First, the nouns. The experimental sentences 'the lady love the girl.' and 'the dude chase the sharks.' turn out to be no challenge at all for the network: they are processed as if known nouns are present. So, in cases like these, the network is able to jump from a position in which a noun is still expected to one in which the verb has already been processed. Transposing the known and unknown nouns does not make a difference: 'the woman like the lord.' and 'the woman like the very happy dude near the boat.' are also interpreted correctly. But, to my initial surprise, there was a substantial difference between the parsing of 'the lady love the girl.' and 'the lord love the girl.'. In the second sentence, the dominant clause type unit suddenly changed from Declarative after the initial 'the' to Connector after 'lord'! To make matters worse, no such inconsistency occurs in 'the very happy lord love the girl.' However, the network has a very good reason for its seemingly erratic behavior: recall the 'the more ..., the less ...' constructions referred to in 3.3.3.4 above -- the words 'more' and 'lord' share two of their four letters. During training, the network has learnt to associate the orthographic representation 'm,o,r,e,- ,- ,- ,- ,m,o,r,e' with the Connector unit; the only way it could do so was to make strong excitatory connections leading from this particular orthographic representation all the way to the output unit. Hence, when 'l,o,r,d,- ,- ,- ,- ,l,o,r,d' is seen, the network cannot but notice the similarity with the pattern it already knows, and acts accordingly. The effect only happens when 'lord' follows 'the' because it is only in this context that 'more' should cause the Connector unit to become active. Which explains why 'the very happy lord ...' is processed like 'the very happy lady ...' (Note 24). Finally, as far as 'computer' is concerned, a sentence like 'the eagles like the falcons on the computer.' does not present any difficulties to the network.

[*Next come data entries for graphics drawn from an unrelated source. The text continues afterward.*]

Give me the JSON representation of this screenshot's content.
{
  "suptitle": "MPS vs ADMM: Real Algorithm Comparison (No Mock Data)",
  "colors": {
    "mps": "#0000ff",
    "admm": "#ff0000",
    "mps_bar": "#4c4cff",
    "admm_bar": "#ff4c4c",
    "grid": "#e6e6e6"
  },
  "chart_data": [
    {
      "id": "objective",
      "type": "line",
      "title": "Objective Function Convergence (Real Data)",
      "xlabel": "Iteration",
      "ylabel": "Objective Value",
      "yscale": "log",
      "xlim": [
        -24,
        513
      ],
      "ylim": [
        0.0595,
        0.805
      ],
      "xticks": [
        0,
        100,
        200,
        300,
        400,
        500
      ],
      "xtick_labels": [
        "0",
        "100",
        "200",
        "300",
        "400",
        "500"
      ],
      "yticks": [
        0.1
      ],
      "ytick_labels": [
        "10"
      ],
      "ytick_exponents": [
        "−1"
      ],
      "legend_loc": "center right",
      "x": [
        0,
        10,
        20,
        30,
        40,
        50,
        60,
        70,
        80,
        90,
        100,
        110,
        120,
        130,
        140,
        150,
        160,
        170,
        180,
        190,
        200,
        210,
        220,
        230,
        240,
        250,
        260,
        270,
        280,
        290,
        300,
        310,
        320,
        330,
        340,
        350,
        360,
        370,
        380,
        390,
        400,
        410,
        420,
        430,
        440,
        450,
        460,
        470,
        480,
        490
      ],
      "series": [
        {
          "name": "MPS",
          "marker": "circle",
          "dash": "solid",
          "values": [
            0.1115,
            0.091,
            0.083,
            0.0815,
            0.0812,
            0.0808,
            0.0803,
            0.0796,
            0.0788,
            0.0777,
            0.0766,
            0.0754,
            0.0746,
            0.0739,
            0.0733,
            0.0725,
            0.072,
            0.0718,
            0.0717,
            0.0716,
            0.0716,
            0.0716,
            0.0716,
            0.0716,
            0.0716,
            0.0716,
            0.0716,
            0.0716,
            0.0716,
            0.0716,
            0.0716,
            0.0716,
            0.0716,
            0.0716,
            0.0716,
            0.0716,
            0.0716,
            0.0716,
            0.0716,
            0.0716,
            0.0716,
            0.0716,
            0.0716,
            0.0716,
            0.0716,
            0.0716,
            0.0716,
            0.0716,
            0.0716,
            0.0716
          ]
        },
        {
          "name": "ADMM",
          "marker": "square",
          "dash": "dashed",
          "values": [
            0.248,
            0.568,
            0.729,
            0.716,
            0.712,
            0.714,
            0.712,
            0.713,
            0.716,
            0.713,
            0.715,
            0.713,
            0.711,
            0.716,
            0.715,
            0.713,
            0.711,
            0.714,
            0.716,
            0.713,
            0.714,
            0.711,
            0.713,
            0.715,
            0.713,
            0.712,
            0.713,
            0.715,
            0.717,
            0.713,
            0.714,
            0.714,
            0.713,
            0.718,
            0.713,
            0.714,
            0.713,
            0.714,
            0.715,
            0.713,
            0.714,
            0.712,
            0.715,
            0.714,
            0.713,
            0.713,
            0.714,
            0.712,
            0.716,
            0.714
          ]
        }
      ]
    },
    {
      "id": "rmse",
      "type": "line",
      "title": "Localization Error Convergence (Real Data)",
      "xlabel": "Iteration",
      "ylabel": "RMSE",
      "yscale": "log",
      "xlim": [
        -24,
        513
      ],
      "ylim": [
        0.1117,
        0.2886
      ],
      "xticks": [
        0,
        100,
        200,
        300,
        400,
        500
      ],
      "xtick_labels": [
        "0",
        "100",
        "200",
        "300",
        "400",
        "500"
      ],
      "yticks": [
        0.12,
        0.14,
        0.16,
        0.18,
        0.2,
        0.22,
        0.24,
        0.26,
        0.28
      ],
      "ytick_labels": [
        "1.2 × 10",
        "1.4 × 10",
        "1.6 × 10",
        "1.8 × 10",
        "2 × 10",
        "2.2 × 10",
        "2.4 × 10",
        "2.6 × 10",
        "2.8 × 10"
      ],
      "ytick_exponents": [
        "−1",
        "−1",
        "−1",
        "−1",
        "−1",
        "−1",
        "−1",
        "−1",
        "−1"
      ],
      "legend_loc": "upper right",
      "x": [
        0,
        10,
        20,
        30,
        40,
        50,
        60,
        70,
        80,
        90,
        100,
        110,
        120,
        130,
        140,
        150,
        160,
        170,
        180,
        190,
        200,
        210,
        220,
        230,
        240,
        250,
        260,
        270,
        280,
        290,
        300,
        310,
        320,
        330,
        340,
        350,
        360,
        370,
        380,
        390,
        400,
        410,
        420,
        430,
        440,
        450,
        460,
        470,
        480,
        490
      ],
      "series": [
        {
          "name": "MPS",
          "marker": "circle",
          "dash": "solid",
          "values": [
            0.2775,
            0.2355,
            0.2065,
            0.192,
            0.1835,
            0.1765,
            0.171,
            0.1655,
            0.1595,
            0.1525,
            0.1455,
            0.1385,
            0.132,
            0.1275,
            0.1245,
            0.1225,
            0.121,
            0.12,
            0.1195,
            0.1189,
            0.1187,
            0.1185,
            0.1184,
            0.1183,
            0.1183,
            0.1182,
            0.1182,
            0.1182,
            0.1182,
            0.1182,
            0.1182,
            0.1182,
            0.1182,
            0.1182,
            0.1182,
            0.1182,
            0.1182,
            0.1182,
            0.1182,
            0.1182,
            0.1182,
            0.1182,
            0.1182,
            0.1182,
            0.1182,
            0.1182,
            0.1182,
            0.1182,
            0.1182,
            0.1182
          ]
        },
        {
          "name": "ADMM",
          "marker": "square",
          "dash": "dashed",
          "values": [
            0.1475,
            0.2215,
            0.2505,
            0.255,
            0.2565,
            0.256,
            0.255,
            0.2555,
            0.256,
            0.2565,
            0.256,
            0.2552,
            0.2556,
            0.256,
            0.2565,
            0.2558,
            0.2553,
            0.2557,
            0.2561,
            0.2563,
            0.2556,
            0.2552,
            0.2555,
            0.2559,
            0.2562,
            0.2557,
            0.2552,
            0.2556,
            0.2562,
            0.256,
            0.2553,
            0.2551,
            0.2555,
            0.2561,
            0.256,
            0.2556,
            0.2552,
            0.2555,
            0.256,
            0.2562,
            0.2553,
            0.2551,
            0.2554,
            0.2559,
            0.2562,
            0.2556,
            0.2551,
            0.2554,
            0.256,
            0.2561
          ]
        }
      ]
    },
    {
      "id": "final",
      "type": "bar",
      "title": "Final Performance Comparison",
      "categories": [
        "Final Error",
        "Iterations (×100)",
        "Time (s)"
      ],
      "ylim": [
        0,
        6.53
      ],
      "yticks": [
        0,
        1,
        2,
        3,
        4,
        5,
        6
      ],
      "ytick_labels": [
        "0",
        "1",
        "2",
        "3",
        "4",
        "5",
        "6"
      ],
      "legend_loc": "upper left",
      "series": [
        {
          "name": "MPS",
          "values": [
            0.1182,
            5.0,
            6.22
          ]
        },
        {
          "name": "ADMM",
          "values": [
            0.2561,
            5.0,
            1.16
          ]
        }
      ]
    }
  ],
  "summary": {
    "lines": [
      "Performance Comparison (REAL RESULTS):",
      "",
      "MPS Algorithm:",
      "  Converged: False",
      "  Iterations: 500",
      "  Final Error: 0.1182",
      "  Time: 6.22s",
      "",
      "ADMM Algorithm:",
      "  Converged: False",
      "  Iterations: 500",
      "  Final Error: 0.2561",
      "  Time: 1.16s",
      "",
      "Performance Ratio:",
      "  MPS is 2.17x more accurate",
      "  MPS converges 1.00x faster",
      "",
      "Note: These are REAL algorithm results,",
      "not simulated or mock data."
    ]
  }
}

Second, the adjective. It turns out that 'gargantuan' functions like a normal adjective for CLASPnet: both 'the very gargantuan tiger chase the wolf.' and 'the men wash the gargantuan woman.' look perfectly normal to the network.
Third, the verbs. The results of using 'hug' and 'embrace' are mixed, but also show that the context in which the words appear is used to help interpret the unknown patterns. So, in the sentence 'the man say to the girl that he be going to hug the woman.' the unknown pattern can only be processed as if it were a 'verb' -- whatever that means to the network. If we turn back to the spatial metaphor, there is only one possible way to go from the network's region after it has seen 'be going to'. When there are more options, the network has to be more careful and this uncertainty becomes apparent in sentences like 'the man hug the woman.' and 'can the man hug the woman on the boat?'. In both cases, the activation value of the Declarative unit drops from a very high value to a low one when the net sees 'hug', and the activation value of the Relative unit increases noticeably. By doing this, it shows that is aware that the input sentence might actually also be 'the man hug like love the wolf.' in which 'hug' would be an unknown personal pronoun with nominative case.
Taking the results from the three categories together, we can conclude that the network does a very good job of parsing unknown words: it takes into account similar words which it already knows about, and also tries to hedge its bets when it is uncertain (Note 25).